Reconnection du cortex orbitofrontal (région responsable de l’attachement et de l’interaction sociale).

  • Garder dans sa trousse de secours une liste de personnes ressources pouvant être contactées lorsque l’on se sent basculer dans la zone orange. 
  • Avoir des notes sur quoi dire quand on a besoin d’aide, des emails pré-rédigés, même de manière minimaliste (« J’ai besoin d’aide »), afin de faciliter l’entrée en contact. 

La présence physique d’une personne ressource capable de rester calme face à la détresse d’autrui peut aider à utiliser les outils détaillés ci-dessous. Faute de présence physique, un appel caméra peut également être d’une grande aide, plus qu’un échange de messages.

Stratégies introspectives

Reconnection du cortex préfrontal médian (région responsable de la conscience de soi). 

  • Restaurer la sensation d’unité corps-esprit : solliciter les 5 sens (vue, audition, kinesthésie, ouïe, goût) avec des questions comme “Nomme le plus petit objet bleu que tu vois.”, “Peux-tu identifier trois choses que tu entends ?”, “As tu un goût dans ta bouche ?”, “As tu la vessie pleine ?” ; se prendre mutuellement dans les bras avec une autre personne pour bouger ensemble (comme pour danser un slow) ; malaxer, taper ou jouer avec un objet mou ; sentir des huiles essentielles aux vertus apaisantes (lavande, petit grain bigarade, marjolaine à coquille, camomille romaine…) ; pratiquer un exercice de respiration de type cohérence cardiaque ; marcher, sauter sur place, s’étirer ; vocaliser voire chanter ; caresser un animal ; passer les mains sous l’eau froide ou chaude ; toucher une texture que l’on aime ; écouter une chanson que l’on aime ; mordre dans un aliment acide ; ou encore pratiquer les techniques du câlin papillon ou exercices de réduction des tensions (TRE), après explication par une thérapeute.
  • Réflexions méta-cognitives : prévoir des phrases pré-remplies aidant à prendre du recul sur ses pensées et émotions, par exemple “Je suis en train de ressentir…”, “La pensée que j’ai actuellement est…”.

Stratégies cognitives

Reconnection du cortex préfrontal dorsolatéral (région responsable de l’organisation entre passé, présent et futur, de la planification, de l’inhibition des actes impulsifs, ayant un rôle dans la mémoire et le langage).  

En cas de panique :

  • Faire des exercices de calcul mental ou épeler des mots à voix haute. 

En cas de désespoir : 

  • Garder dans sa trousse de secours une liste de buts et de choses prévues pour le futur, que ce soit pour le lendemain, pour la semaine ou pour l’année prochaine. 
  • Prévoir également une liste décrivant étape par étape les actions les plus simples (comme sortir du lit et prendre une douche). 
  • Rassembler quelques photos ou autres éléments souvenirs, venant témoigner d’instants joyeux et d’instants difficiles où l’on a réussi à s’en sortir. 
  • Solliciter le langage, soit en se fixant un objectif d’écriture (“Je dois écrire 3 pages sur ce carnet avant d’essayer une autre stratégie.”) soit en entrant en dialogue avec une personne ressource contactée. 

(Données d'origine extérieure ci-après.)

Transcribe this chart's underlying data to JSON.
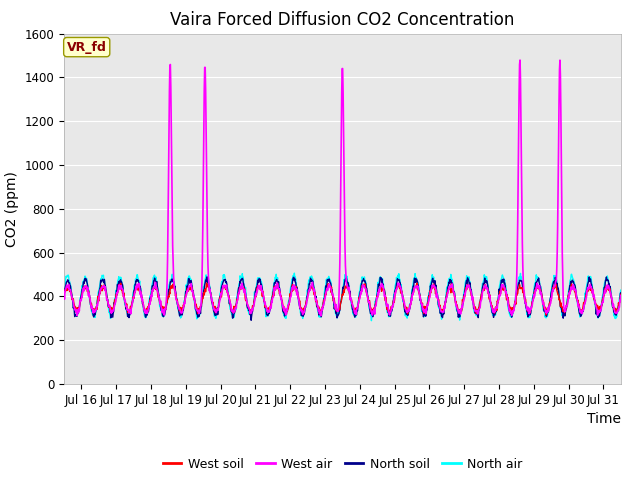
{
  "title": "Vaira Forced Diffusion CO2 Concentration",
  "xlabel": "Time",
  "ylabel": "CO2 (ppm)",
  "ylim": [
    0,
    1600
  ],
  "yticks": [
    0,
    200,
    400,
    600,
    800,
    1000,
    1200,
    1400,
    1600
  ],
  "xlim": [
    15.5,
    31.5
  ],
  "xtick_positions": [
    16,
    17,
    18,
    19,
    20,
    21,
    22,
    23,
    24,
    25,
    26,
    27,
    28,
    29,
    30,
    31
  ],
  "xtick_labels": [
    "Jul 16",
    "Jul 17",
    "Jul 18",
    "Jul 19",
    "Jul 20",
    "Jul 21",
    "Jul 22",
    "Jul 23",
    "Jul 24",
    "Jul 25",
    "Jul 26",
    "Jul 27",
    "Jul 28",
    "Jul 29",
    "Jul 30",
    "Jul 31"
  ],
  "colors": {
    "west_soil": "#ff0000",
    "west_air": "#ff00ff",
    "north_soil": "#00008b",
    "north_air": "#00ffff"
  },
  "spike_positions": [
    18.55,
    19.55,
    23.5,
    28.6,
    29.75
  ],
  "spike_heights": [
    1470,
    1460,
    1455,
    1485,
    1480
  ],
  "background_color": "#e8e8e8",
  "figure_background": "#ffffff",
  "legend_labels": [
    "West soil",
    "West air",
    "North soil",
    "North air"
  ],
  "watermark_text": "VR_fd",
  "watermark_color": "#8b0000",
  "watermark_bg": "#ffffcc",
  "title_fontsize": 12,
  "axis_fontsize": 10,
  "tick_fontsize": 8.5
}
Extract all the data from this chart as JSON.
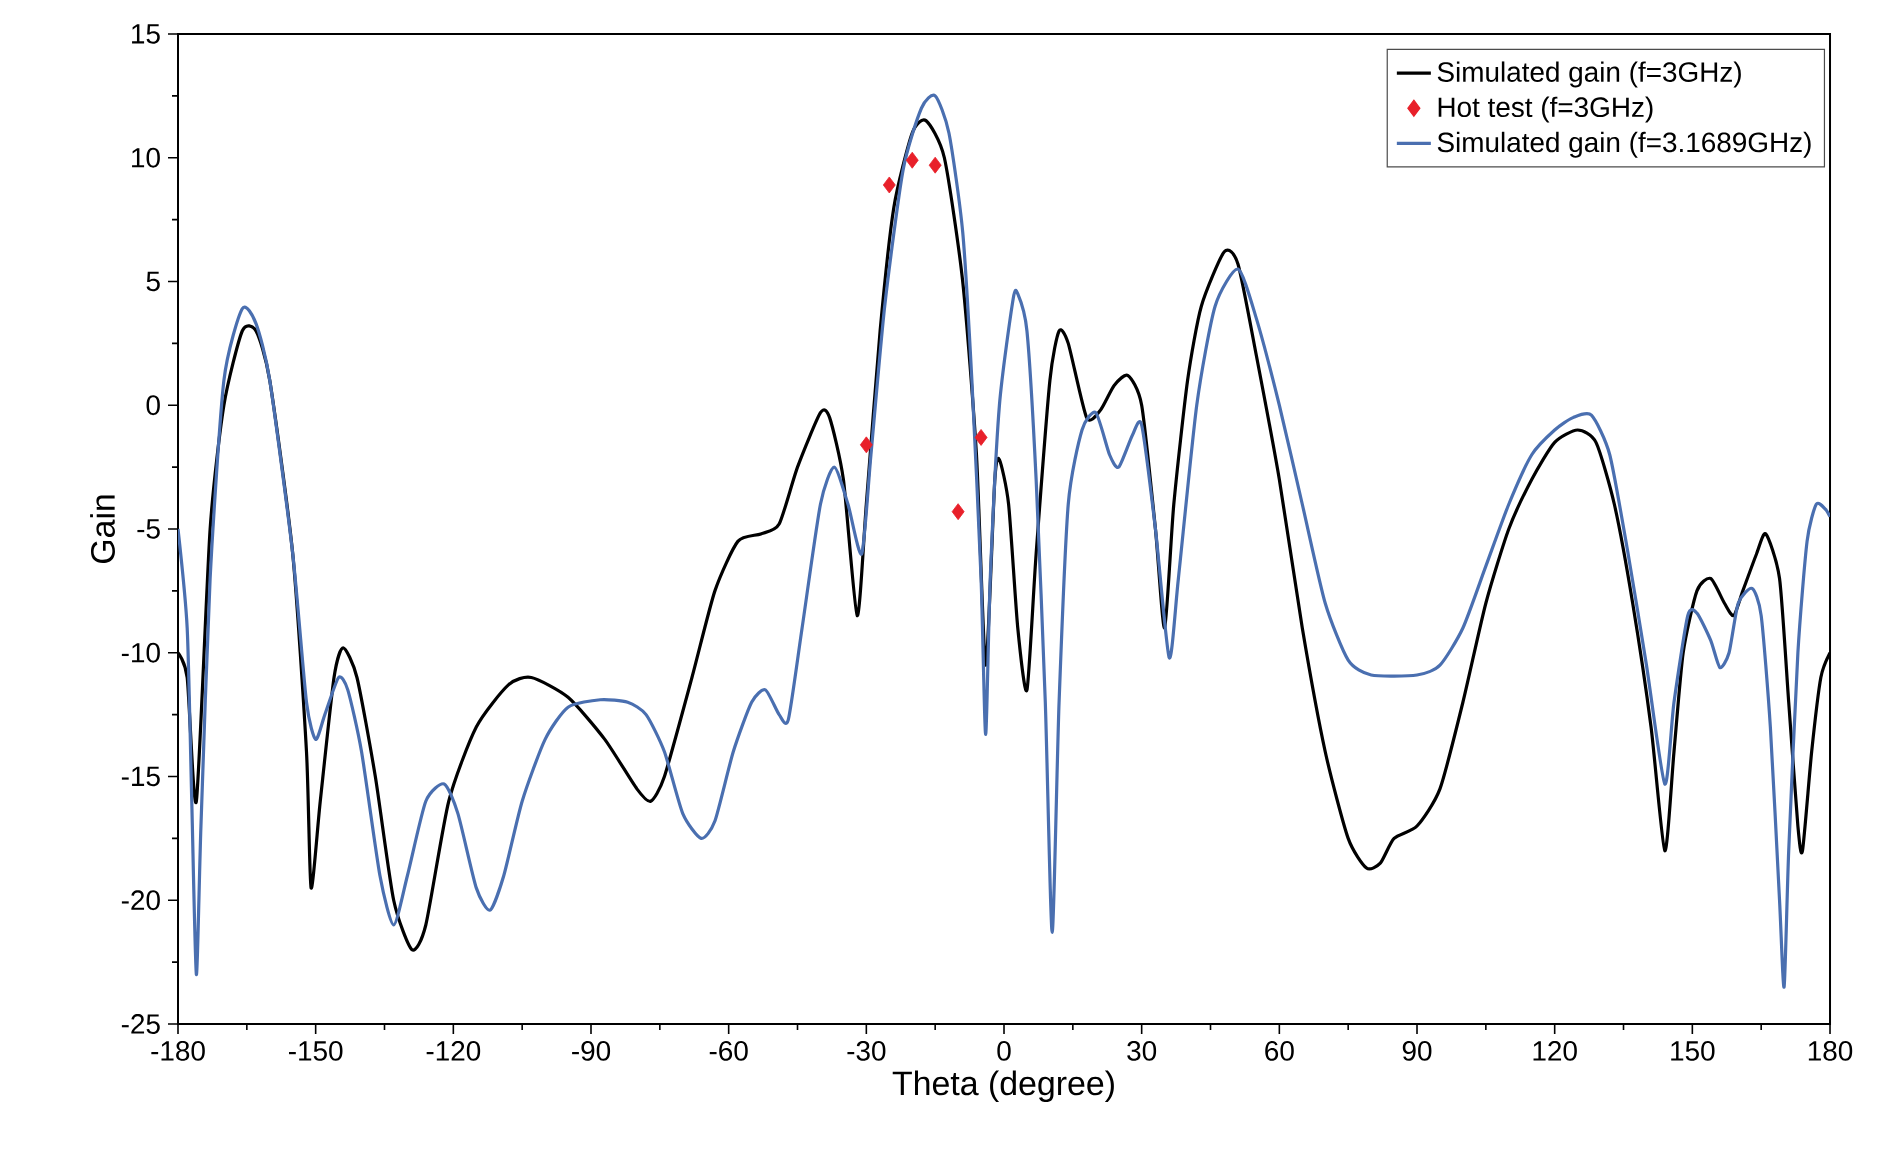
{
  "chart_data": {
    "type": "line",
    "xlabel": "Theta (degree)",
    "ylabel": "Gain",
    "xlim": [
      -180,
      180
    ],
    "ylim": [
      -25,
      15
    ],
    "xticks": [
      -180,
      -150,
      -120,
      -90,
      -60,
      -30,
      0,
      30,
      60,
      90,
      120,
      150,
      180
    ],
    "yticks": [
      -25,
      -20,
      -15,
      -10,
      -5,
      0,
      5,
      10,
      15
    ],
    "legend": "top right",
    "grid": false,
    "series": [
      {
        "name": "Simulated gain (f=3GHz)",
        "color": "#000000",
        "x": [
          -180,
          -178,
          -176,
          -173,
          -170,
          -166,
          -163,
          -160,
          -155,
          -152,
          -151,
          -149,
          -146,
          -144,
          -141,
          -137,
          -133,
          -129,
          -126,
          -121,
          -115,
          -108,
          -103,
          -95,
          -87,
          -80,
          -77,
          -74,
          -68,
          -63,
          -58,
          -53,
          -49,
          -45,
          -40,
          -38,
          -35,
          -32,
          -30,
          -27,
          -24,
          -20,
          -17,
          -13,
          -9,
          -6,
          -4,
          -2,
          -1,
          1,
          3,
          5,
          7,
          10,
          12,
          14,
          18,
          21,
          24,
          27,
          30,
          33,
          35,
          37,
          40,
          43,
          48,
          51,
          55,
          60,
          65,
          70,
          75,
          79,
          82,
          85,
          90,
          95,
          100,
          105,
          110,
          115,
          120,
          125,
          129,
          133,
          137,
          141,
          144,
          146,
          148,
          151,
          154,
          157,
          159,
          161,
          164,
          166,
          169,
          171,
          173,
          174,
          176,
          178,
          180
        ],
        "values": [
          -10,
          -11,
          -16,
          -5,
          0,
          3,
          3,
          1,
          -6,
          -14,
          -19.5,
          -16,
          -11,
          -9.8,
          -11,
          -15,
          -20,
          -22,
          -21,
          -16,
          -13,
          -11.3,
          -11,
          -11.8,
          -13.5,
          -15.5,
          -16,
          -15,
          -11,
          -7.5,
          -5.5,
          -5.2,
          -4.8,
          -2.5,
          -0.3,
          -0.5,
          -3,
          -8.5,
          -4,
          3,
          8,
          11,
          11.5,
          10,
          5,
          -2,
          -10.5,
          -3,
          -2.2,
          -4,
          -9,
          -11.5,
          -6,
          1,
          3,
          2.5,
          -0.5,
          -0.2,
          0.8,
          1.2,
          0,
          -5,
          -9,
          -4,
          1,
          4,
          6.2,
          5.7,
          2,
          -3,
          -9,
          -14,
          -17.5,
          -18.7,
          -18.5,
          -17.5,
          -17,
          -15.5,
          -12,
          -8,
          -5,
          -3,
          -1.5,
          -1,
          -1.5,
          -4,
          -8,
          -13,
          -18,
          -14,
          -10,
          -7.5,
          -7,
          -8,
          -8.5,
          -7.5,
          -6,
          -5.2,
          -7,
          -12,
          -17,
          -18,
          -14,
          -11,
          -10
        ]
      },
      {
        "name": "Hot test (f=3GHz)",
        "type": "scatter",
        "marker": "diamond",
        "color": "#e8202a",
        "x": [
          -30,
          -25,
          -20,
          -15,
          -10,
          -5
        ],
        "values": [
          -1.6,
          8.9,
          9.9,
          9.7,
          -4.3,
          -1.3
        ]
      },
      {
        "name": "Simulated gain (f=3.1689GHz)",
        "color": "#4a6fb0",
        "x": [
          -180,
          -178,
          -177,
          -176,
          -175,
          -173,
          -170,
          -166,
          -163,
          -160,
          -155,
          -152,
          -150,
          -148,
          -145,
          -143,
          -140,
          -136,
          -133,
          -130,
          -126,
          -122,
          -119,
          -115,
          -112,
          -109,
          -105,
          -100,
          -95,
          -88,
          -82,
          -78,
          -74,
          -70,
          -66,
          -63,
          -59,
          -55,
          -52,
          -49,
          -47,
          -44,
          -40,
          -37,
          -34,
          -31,
          -29,
          -26,
          -22,
          -18,
          -15,
          -12,
          -9,
          -7,
          -5,
          -4,
          -3,
          -1,
          2,
          3,
          5,
          7,
          9,
          10.5,
          12,
          14,
          17,
          20,
          23,
          25,
          28,
          30,
          33,
          36,
          38,
          42,
          46,
          51,
          55,
          60,
          65,
          70,
          75,
          80,
          90,
          95,
          100,
          105,
          110,
          115,
          120,
          124,
          128,
          132,
          136,
          140,
          144,
          146,
          149,
          151,
          154,
          156,
          158,
          160,
          163,
          165,
          167,
          169,
          170,
          171,
          173,
          175,
          177,
          179,
          180
        ],
        "values": [
          -5,
          -9,
          -16,
          -23,
          -17,
          -7,
          1,
          3.9,
          3.3,
          1,
          -6,
          -12,
          -13.5,
          -12.5,
          -11,
          -11.5,
          -14,
          -19,
          -21,
          -19,
          -16,
          -15.3,
          -16.5,
          -19.5,
          -20.4,
          -19,
          -16,
          -13.5,
          -12.2,
          -11.9,
          -12,
          -12.5,
          -14,
          -16.5,
          -17.5,
          -16.8,
          -14,
          -12,
          -11.5,
          -12.5,
          -12.7,
          -9,
          -4,
          -2.5,
          -4,
          -6,
          -2,
          4,
          9.5,
          12,
          12.5,
          11,
          7,
          1,
          -7,
          -13.3,
          -7,
          0,
          4.3,
          4.5,
          3,
          -3,
          -12,
          -21.3,
          -12,
          -4,
          -1,
          -0.3,
          -2,
          -2.5,
          -1.2,
          -0.8,
          -5,
          -10.2,
          -7,
          0,
          4,
          5.5,
          3.5,
          0,
          -4,
          -8,
          -10.3,
          -10.9,
          -10.9,
          -10.5,
          -9,
          -6.5,
          -4,
          -2,
          -1,
          -0.5,
          -0.4,
          -2,
          -6,
          -10.5,
          -15.3,
          -12,
          -8.5,
          -8.4,
          -9.5,
          -10.6,
          -10,
          -8,
          -7.4,
          -8.5,
          -13,
          -20,
          -23.5,
          -18,
          -10,
          -5.5,
          -4,
          -4.2,
          -4.5
        ]
      }
    ]
  }
}
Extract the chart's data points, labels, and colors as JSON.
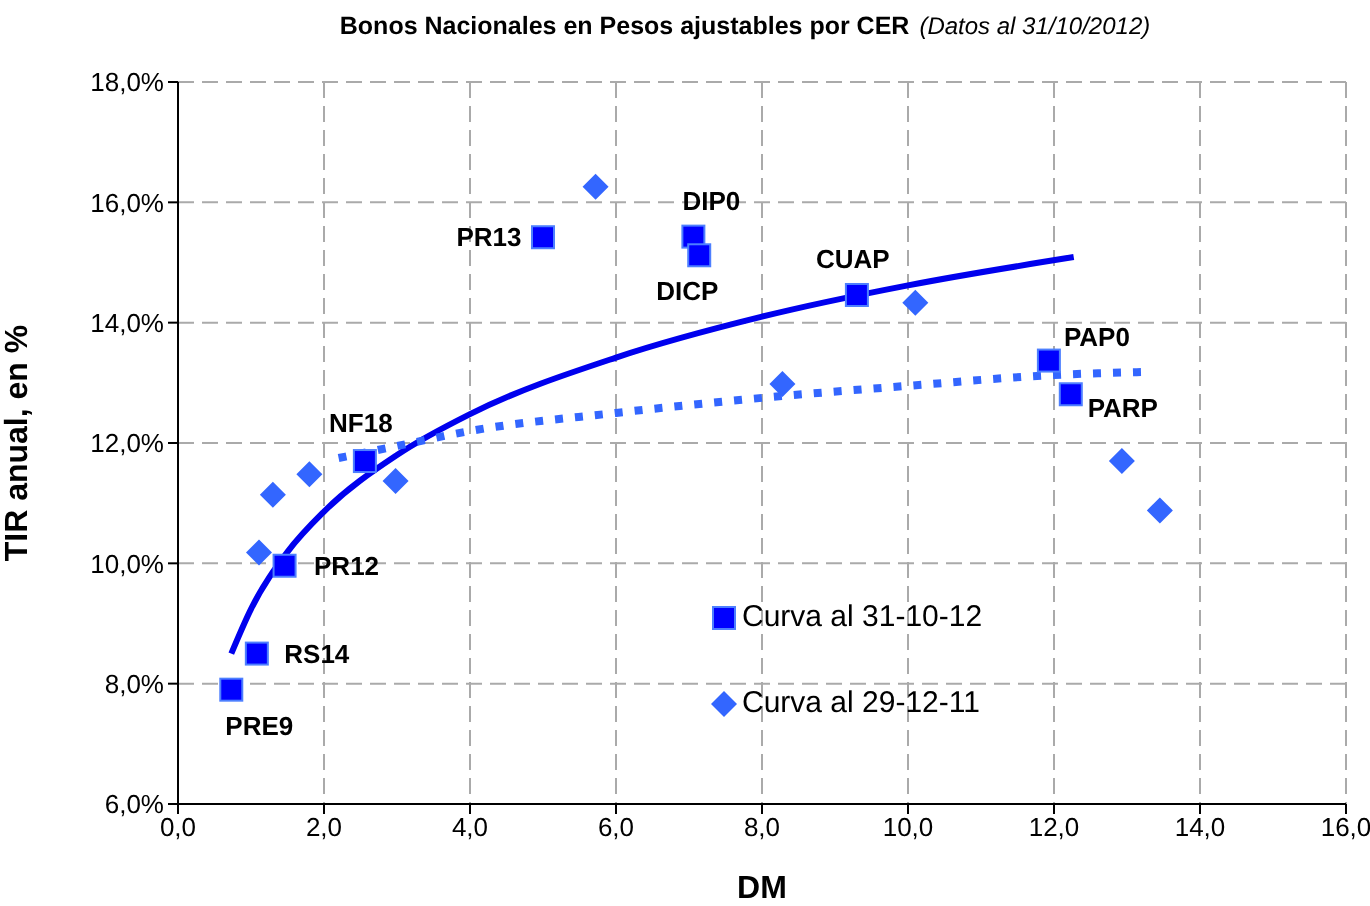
{
  "chart_data": {
    "type": "scatter",
    "title": "Bonos Nacionales en Pesos ajustables por CER",
    "subtitle": "(Datos al 31/10/2012)",
    "xlabel": "DM",
    "ylabel": "TIR anual, en %",
    "xlim": [
      0,
      16
    ],
    "xticks": [
      {
        "value": 0,
        "label": "0,0"
      },
      {
        "value": 2,
        "label": "2,0"
      },
      {
        "value": 4,
        "label": "4,0"
      },
      {
        "value": 6,
        "label": "6,0"
      },
      {
        "value": 8,
        "label": "8,0"
      },
      {
        "value": 10,
        "label": "10,0"
      },
      {
        "value": 12,
        "label": "12,0"
      },
      {
        "value": 14,
        "label": "14,0"
      },
      {
        "value": 16,
        "label": "16,0"
      }
    ],
    "ylim": [
      6,
      18
    ],
    "yticks": [
      {
        "value": 6,
        "label": "6,0%"
      },
      {
        "value": 8,
        "label": "8,0%"
      },
      {
        "value": 10,
        "label": "10,0%"
      },
      {
        "value": 12,
        "label": "12,0%"
      },
      {
        "value": 14,
        "label": "14,0%"
      },
      {
        "value": 16,
        "label": "16,0%"
      },
      {
        "value": 18,
        "label": "18,0%"
      }
    ],
    "grid": true,
    "legend": "bottom",
    "series": [
      {
        "name": "Curva al 31-10-12",
        "marker": "square",
        "color": "#0000ff",
        "x": [
          0.73,
          1.08,
          1.46,
          2.56,
          5.0,
          7.06,
          7.14,
          9.3,
          11.93,
          12.23
        ],
        "values": [
          7.9,
          8.5,
          9.96,
          11.7,
          15.42,
          15.43,
          15.12,
          14.46,
          13.37,
          12.81
        ]
      },
      {
        "name": "Curva al 29-12-11",
        "marker": "diamond",
        "color": "#3366ff",
        "x": [
          1.11,
          1.3,
          1.8,
          2.98,
          5.72,
          8.28,
          10.1,
          12.93,
          13.45
        ],
        "values": [
          10.18,
          11.14,
          11.48,
          11.37,
          16.26,
          12.98,
          14.33,
          11.7,
          10.88
        ]
      },
      {
        "type": "line",
        "marker": "none",
        "line_style": "solid",
        "color": "#0000ee",
        "x": [
          0.73,
          1,
          1.5,
          2,
          3,
          4,
          6,
          8,
          10,
          12.27
        ],
        "values": [
          8.5,
          9.24,
          10.19,
          10.86,
          11.8,
          12.48,
          13.42,
          14.1,
          14.62,
          15.09
        ]
      },
      {
        "type": "line",
        "marker": "none",
        "line_style": "dotted",
        "color": "#3366ff",
        "x": [
          2.2,
          3,
          4,
          6,
          8,
          10,
          12,
          13.2
        ],
        "values": [
          11.75,
          11.95,
          12.2,
          12.5,
          12.75,
          12.95,
          13.13,
          13.18
        ]
      }
    ],
    "annotations": [
      {
        "text": "PRE9",
        "x": 0.73,
        "y": 7.9
      },
      {
        "text": "RS14",
        "x": 1.08,
        "y": 8.5
      },
      {
        "text": "PR12",
        "x": 1.46,
        "y": 9.96
      },
      {
        "text": "NF18",
        "x": 2.56,
        "y": 11.7
      },
      {
        "text": "PR13",
        "x": 5.0,
        "y": 15.42
      },
      {
        "text": "DIP0",
        "x": 7.06,
        "y": 15.43
      },
      {
        "text": "DICP",
        "x": 7.14,
        "y": 15.12
      },
      {
        "text": "CUAP",
        "x": 9.3,
        "y": 14.46
      },
      {
        "text": "PAP0",
        "x": 11.93,
        "y": 13.37
      },
      {
        "text": "PARP",
        "x": 12.23,
        "y": 12.81
      }
    ]
  }
}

L’utilisation régulière de cette trousse de secours est un moyen de désapprendre la crise d’angoisse et les conduites auto-agressives comme réponse par défaut lorsque la détresse monte. Ici, nous pouvons apprendre à notre corps une stratégie d’apaisement ayant des conséquences bénéfiques, nous entraînant ainsi dans un cercle vertueux.